Et ces complications coûtent cher. À titre d’exemple :
- Une carie traitée à temps : 60 à 90 euros
- Une couronne céramique : jusqu’à 600 euros
- Un implant dentaire : entre 1 500 et 2 500 euros, rarement pris en charge
Le tableau suivant résume bien l’évolution des coûts en cas de soins retardés :
Problème non traité | Conséquence | Coût moyen final |
---|---|---|
Carie | Infection, abcès | 600 € à 1 000 € |
Gingivite | Parodontite | 1 000 € à 3 000 € (traitement long) |
Dent cassée | Perte de dent | Jusqu’à 2 500 € (implant) |
Des freins psychologiques encore trop sous-estimés
La dentophobie, ou peur du dentiste, est une réalité vécue par près d’un Français sur quatre. Elle peut aller d’un simple malaise à une phobie paralysante, renforcée par le bruit des instruments, les souvenirs douloureux, ou la sensation de perte de contrôle dans le fauteuil.

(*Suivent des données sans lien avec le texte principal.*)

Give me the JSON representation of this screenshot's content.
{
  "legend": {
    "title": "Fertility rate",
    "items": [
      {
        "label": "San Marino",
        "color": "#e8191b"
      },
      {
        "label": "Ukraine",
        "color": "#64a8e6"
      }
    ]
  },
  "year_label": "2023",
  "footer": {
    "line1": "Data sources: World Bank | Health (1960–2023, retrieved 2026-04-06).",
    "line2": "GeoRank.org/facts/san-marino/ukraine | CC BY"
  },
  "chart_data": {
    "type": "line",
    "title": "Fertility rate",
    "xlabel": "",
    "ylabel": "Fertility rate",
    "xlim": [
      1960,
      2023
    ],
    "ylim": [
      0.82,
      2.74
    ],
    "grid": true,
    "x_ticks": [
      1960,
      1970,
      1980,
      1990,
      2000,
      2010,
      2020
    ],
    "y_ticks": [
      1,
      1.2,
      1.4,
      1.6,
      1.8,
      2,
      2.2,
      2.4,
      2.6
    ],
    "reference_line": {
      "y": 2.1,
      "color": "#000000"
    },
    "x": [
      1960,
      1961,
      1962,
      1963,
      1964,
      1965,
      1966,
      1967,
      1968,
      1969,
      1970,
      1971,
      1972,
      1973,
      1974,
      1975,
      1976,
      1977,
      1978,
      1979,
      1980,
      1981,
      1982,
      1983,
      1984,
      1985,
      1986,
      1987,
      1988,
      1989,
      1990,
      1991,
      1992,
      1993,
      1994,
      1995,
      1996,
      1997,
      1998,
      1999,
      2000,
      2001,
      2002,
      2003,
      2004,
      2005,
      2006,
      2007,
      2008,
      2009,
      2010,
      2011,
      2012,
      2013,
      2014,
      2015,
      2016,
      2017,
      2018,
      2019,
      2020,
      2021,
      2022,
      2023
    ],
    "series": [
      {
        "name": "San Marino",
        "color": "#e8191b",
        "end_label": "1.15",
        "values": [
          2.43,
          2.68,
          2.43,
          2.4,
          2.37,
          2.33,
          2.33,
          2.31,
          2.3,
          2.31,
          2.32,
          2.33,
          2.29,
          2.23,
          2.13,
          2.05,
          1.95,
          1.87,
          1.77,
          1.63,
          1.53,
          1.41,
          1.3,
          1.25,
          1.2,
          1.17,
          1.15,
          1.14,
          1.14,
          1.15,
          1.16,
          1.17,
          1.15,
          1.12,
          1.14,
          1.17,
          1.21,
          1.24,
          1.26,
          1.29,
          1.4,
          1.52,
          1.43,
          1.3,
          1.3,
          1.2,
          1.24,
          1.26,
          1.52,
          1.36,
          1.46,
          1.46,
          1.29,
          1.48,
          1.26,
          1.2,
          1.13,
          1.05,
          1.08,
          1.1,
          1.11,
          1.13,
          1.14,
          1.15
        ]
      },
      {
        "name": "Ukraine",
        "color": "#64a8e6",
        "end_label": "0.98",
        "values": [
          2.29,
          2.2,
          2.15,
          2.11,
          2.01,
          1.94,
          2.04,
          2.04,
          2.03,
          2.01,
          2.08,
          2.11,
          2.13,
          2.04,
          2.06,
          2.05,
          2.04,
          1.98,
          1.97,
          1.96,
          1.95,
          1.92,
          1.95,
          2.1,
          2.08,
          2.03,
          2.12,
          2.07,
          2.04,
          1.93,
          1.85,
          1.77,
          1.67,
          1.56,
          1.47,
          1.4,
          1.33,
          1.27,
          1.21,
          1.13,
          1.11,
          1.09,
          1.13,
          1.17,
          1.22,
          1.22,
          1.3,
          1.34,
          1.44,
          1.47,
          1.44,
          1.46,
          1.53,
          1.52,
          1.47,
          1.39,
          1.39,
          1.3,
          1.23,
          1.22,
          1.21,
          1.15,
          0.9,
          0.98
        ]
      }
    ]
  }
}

Certains patients développent même une honte de l’état de leur bouche, ce qui les pousse à s’isoler et à éviter tout contact médical. Le regard du praticien, redouté à tort, devient un frein puissant.

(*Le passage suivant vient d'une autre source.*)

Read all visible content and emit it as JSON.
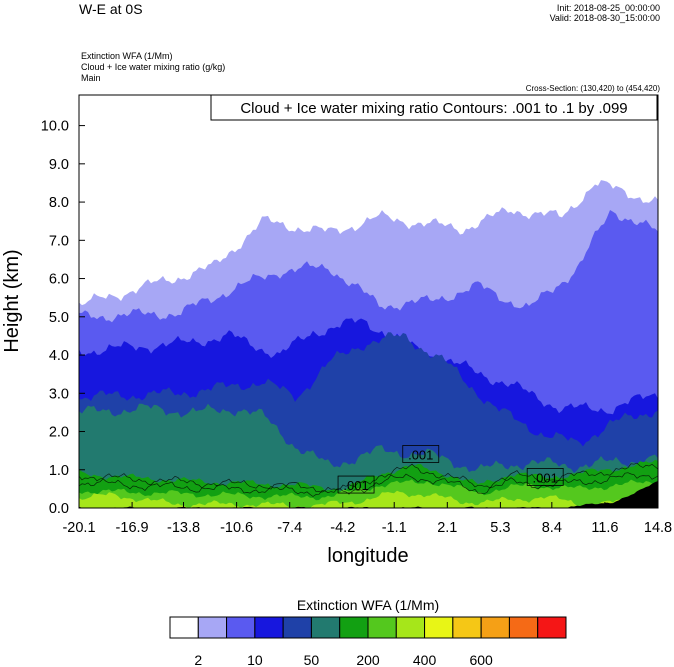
{
  "header": {
    "title": "W-E at 0S",
    "init": "Init: 2018-08-25_00:00:00",
    "valid": "Valid: 2018-08-30_15:00:00",
    "fields": [
      "Extinction WFA   (1/Mm)",
      "Cloud + Ice water mixing ratio   (g/kg)",
      "Main"
    ],
    "cross_section": "Cross-Section: (130,420) to (454,420)"
  },
  "chart_data": {
    "type": "heatmap",
    "xlabel": "longitude",
    "ylabel": "Height (km)",
    "xlim": [
      -20.1,
      14.8
    ],
    "ylim": [
      0.0,
      10.8
    ],
    "x_ticks": [
      "-20.1",
      "-16.9",
      "-13.8",
      "-10.6",
      "-7.4",
      "-4.2",
      "-1.1",
      "2.1",
      "5.3",
      "8.4",
      "11.6",
      "14.8"
    ],
    "x_tick_values": [
      -20.1,
      -16.9,
      -13.8,
      -10.6,
      -7.4,
      -4.2,
      -1.1,
      2.1,
      5.3,
      8.4,
      11.6,
      14.8
    ],
    "y_ticks": [
      "0.0",
      "1.0",
      "2.0",
      "3.0",
      "4.0",
      "5.0",
      "6.0",
      "7.0",
      "8.0",
      "9.0",
      "10.0"
    ],
    "y_tick_values": [
      0,
      1,
      2,
      3,
      4,
      5,
      6,
      7,
      8,
      9,
      10
    ],
    "contour_title": "Cloud + Ice water mixing ratio Contours: .001 to .1 by .099",
    "contour_labels": [
      {
        "text": ".001",
        "x": -3.4,
        "y": 0.6
      },
      {
        "text": ".001",
        "x": 0.5,
        "y": 1.4
      },
      {
        "text": ".001",
        "x": 8.0,
        "y": 0.8
      }
    ],
    "shading_layers": [
      {
        "level": 2,
        "color": "#a7a7f5",
        "x": [
          -20.1,
          -12,
          -9,
          -5,
          -2,
          3,
          6,
          9,
          11,
          14.8
        ],
        "top": [
          5.3,
          6.3,
          7.5,
          7.2,
          7.6,
          7.3,
          7.8,
          7.6,
          8.5,
          8.0
        ]
      },
      {
        "level": 10,
        "color": "#5a5af0",
        "x": [
          -20.1,
          -14,
          -11,
          -8,
          -5,
          -2,
          1,
          4,
          7,
          10,
          12,
          14.8
        ],
        "top": [
          5.0,
          5.1,
          5.7,
          6.2,
          6.3,
          5.3,
          5.4,
          5.8,
          5.2,
          6.3,
          7.8,
          7.2
        ]
      },
      {
        "level": 50,
        "color": "#1717de",
        "x": [
          -20.1,
          -14,
          -11,
          -8,
          -6,
          -3,
          0,
          3,
          6,
          9,
          12,
          14.8
        ],
        "top": [
          4.1,
          4.3,
          4.5,
          4.0,
          4.6,
          4.9,
          4.2,
          3.7,
          3.2,
          2.6,
          2.6,
          3.0
        ]
      },
      {
        "level": 100,
        "color": "#1f41a8",
        "x": [
          -20.1,
          -14,
          -9,
          -7,
          -5,
          -3,
          -0.5,
          2,
          5,
          8,
          10,
          12,
          14.8
        ],
        "top": [
          2.9,
          3.0,
          3.3,
          2.9,
          3.8,
          4.3,
          4.5,
          3.8,
          2.6,
          1.9,
          1.7,
          2.2,
          2.6
        ]
      },
      {
        "level": 150,
        "color": "#227a6f",
        "x": [
          -20.1,
          -16,
          -13,
          -10.5,
          -9,
          -7,
          -5,
          -2,
          1,
          4,
          7,
          9.5,
          14.8
        ],
        "top": [
          2.5,
          2.6,
          2.5,
          2.6,
          2.4,
          1.6,
          1.1,
          1.5,
          1.4,
          1.0,
          1.2,
          1.1,
          1.3
        ]
      },
      {
        "level": 200,
        "color": "#12a012",
        "x": [
          -20.1,
          -17,
          -13,
          -10,
          -7,
          -4,
          -2,
          0,
          2,
          4,
          6,
          8,
          10,
          14.8
        ],
        "top": [
          0.9,
          0.8,
          0.7,
          0.65,
          0.6,
          0.5,
          0.9,
          1.1,
          0.9,
          0.6,
          0.9,
          0.8,
          0.9,
          1.2
        ]
      },
      {
        "level": 300,
        "color": "#54c81e",
        "x": [
          -20.1,
          -16,
          -12,
          -8,
          -5,
          -2,
          1,
          4,
          7,
          10,
          14.8
        ],
        "top": [
          0.45,
          0.4,
          0.35,
          0.3,
          0.3,
          0.6,
          0.7,
          0.4,
          0.6,
          0.5,
          0.7
        ]
      },
      {
        "level": 400,
        "color": "#a6e61a",
        "x": [
          -20.1,
          -18,
          -16,
          -14,
          -10,
          -6,
          -3,
          -1,
          1,
          3,
          6,
          8,
          10,
          14.8
        ],
        "top": [
          0.25,
          0.35,
          0.2,
          0.1,
          0.1,
          0.05,
          0.2,
          0.4,
          0.35,
          0.15,
          0.2,
          0.3,
          0.1,
          0.2
        ]
      }
    ],
    "terrain": {
      "color": "#000000",
      "x": [
        9.0,
        12.0,
        13.5,
        14.8
      ],
      "top": [
        0.0,
        0.15,
        0.4,
        0.7
      ]
    }
  },
  "colorbar": {
    "title": "Extinction WFA  (1/Mm)",
    "colors": [
      "#ffffff",
      "#a7a7f5",
      "#5a5af0",
      "#1717de",
      "#1f41a8",
      "#227a6f",
      "#12a012",
      "#54c81e",
      "#a6e61a",
      "#e8f516",
      "#f5c716",
      "#f5a016",
      "#f56a16",
      "#f51616"
    ],
    "labels": [
      "2",
      "10",
      "50",
      "200",
      "400",
      "600"
    ],
    "label_boundaries": [
      1,
      3,
      5,
      7,
      9,
      11
    ]
  }
}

Des cabinets proposent aujourd’hui une approche plus douce : premiers rendez-vous sans soin, techniques d’hypnose ou de sédation consciente, accueil sans jugement. Mais ces démarches restent encore marginales.
Des pistes pour améliorer l’accès aux soins
Face à ce constat, plusieurs solutions sont à l’étude ou déjà mises en place :
- Le dispositif 100 % santé, qui permet d’accéder à des couronnes, bridges et dentiers sans reste à charge. Encore mal connu, il mérite d’être promu davantage.
- Les bus dentaires itinérants, présents dans certains départements, qui vont à la rencontre des patients éloignés des centres urbains.
- Le développement de la télédentisterie, pour établir des diagnostics à distance ou orienter les patients vers les bons spécialistes.
- L’intégration de la prévention dentaire dans le parcours de soin général, dès l’école, au même titre que la vue ou l’audition.
Enfin, une meilleure information du grand public sur les risques du renoncement, sur les aides disponibles et sur les démarches simplifiées permettrait de lever bien des freins.
Refuser les soins dentaires, c’est souvent par contrainte, rarement par choix. Derrière chaque rendez-vous reporté se cache une réalité humaine, économique ou psychologique qu’il est urgent de prendre en compte. La santé bucco-dentaire n’est pas un luxe : elle est la condition de base pour bien manger, bien parler, sourire… et vieillir dignement.